Wildman Wines has evolved drastically since Tim’s first vintage in 2014 thanks to the utmost seriousness it took to make these wines fun & tasty.

“My first vintage of Astro Bunny was in 2014, and it was very different to everything that followed. I made it from Grenache, it was 15% alcohol and was so explosively gushing that we had to hand disgorge all 600 bottles. I ended up selling most of it to a newly opened restaurant in Adelaide called Africola who thought it was a good match for their flame roasted cow’s head! Then the next year I hand bottled 1500 bottles all by myself and it took thirty hours and in that time half the sugar had fermented away, so the second half of the bottling wasn’t very fizzy, more a flat nat. Then in 2016 one of the tanks developed volatile acidity that was so high as to be officially illegal, so we had to tip that down the drain.
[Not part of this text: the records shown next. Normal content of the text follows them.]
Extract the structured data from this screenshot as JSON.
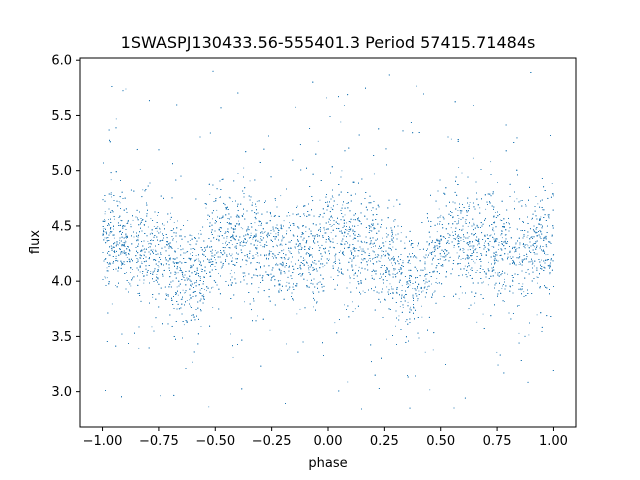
{
  "chart_data": {
    "type": "scatter",
    "title": "1SWASPJ130433.56-555401.3 Period 57415.71484s",
    "xlabel": "phase",
    "ylabel": "flux",
    "xlim": [
      -1.1,
      1.1
    ],
    "ylim": [
      2.68,
      6.02
    ],
    "xticks": [
      -1.0,
      -0.75,
      -0.5,
      -0.25,
      0.0,
      0.25,
      0.5,
      0.75,
      1.0
    ],
    "xtick_labels": [
      "−1.00",
      "−0.75",
      "−0.50",
      "−0.25",
      "0.00",
      "0.25",
      "0.50",
      "0.75",
      "1.00"
    ],
    "yticks": [
      3.0,
      3.5,
      4.0,
      4.5,
      5.0,
      5.5,
      6.0
    ],
    "ytick_labels": [
      "3.0",
      "3.5",
      "4.0",
      "4.5",
      "5.0",
      "5.5",
      "6.0"
    ],
    "grid": false,
    "marker_color": "#1f77b4",
    "series": [
      {
        "phase_range": [
          -1.0,
          1.0
        ],
        "flux_profile_phase": [
          0.0,
          0.1,
          0.2,
          0.3,
          0.35,
          0.4,
          0.45,
          0.5,
          0.55,
          0.6,
          0.7,
          0.8,
          0.85,
          0.9,
          0.95,
          1.0
        ],
        "flux_profile_median": [
          4.35,
          4.37,
          4.28,
          4.18,
          4.05,
          4.0,
          4.15,
          4.35,
          4.4,
          4.38,
          4.35,
          4.25,
          4.22,
          4.3,
          4.33,
          4.35
        ],
        "flux_scatter": 0.22,
        "outlier_range": [
          2.8,
          5.9
        ],
        "point_count": 16000
      }
    ]
  }
}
So yes, I made a lot of mistakes in the early years, but that’s how you learn. The first vintage of Astro Bunny that was truly #NotShit was 2017, and I think we’ve been doing OK since then.”

Even though made by a Master of Wine, Tim’s wines are are fun wines not fine wines, and they are designed to be the bottle on the table that is empty first. “Two people ten minutes”, that’s Tim’s ultimate winemaking goal. Sunshine on a tap is what we say.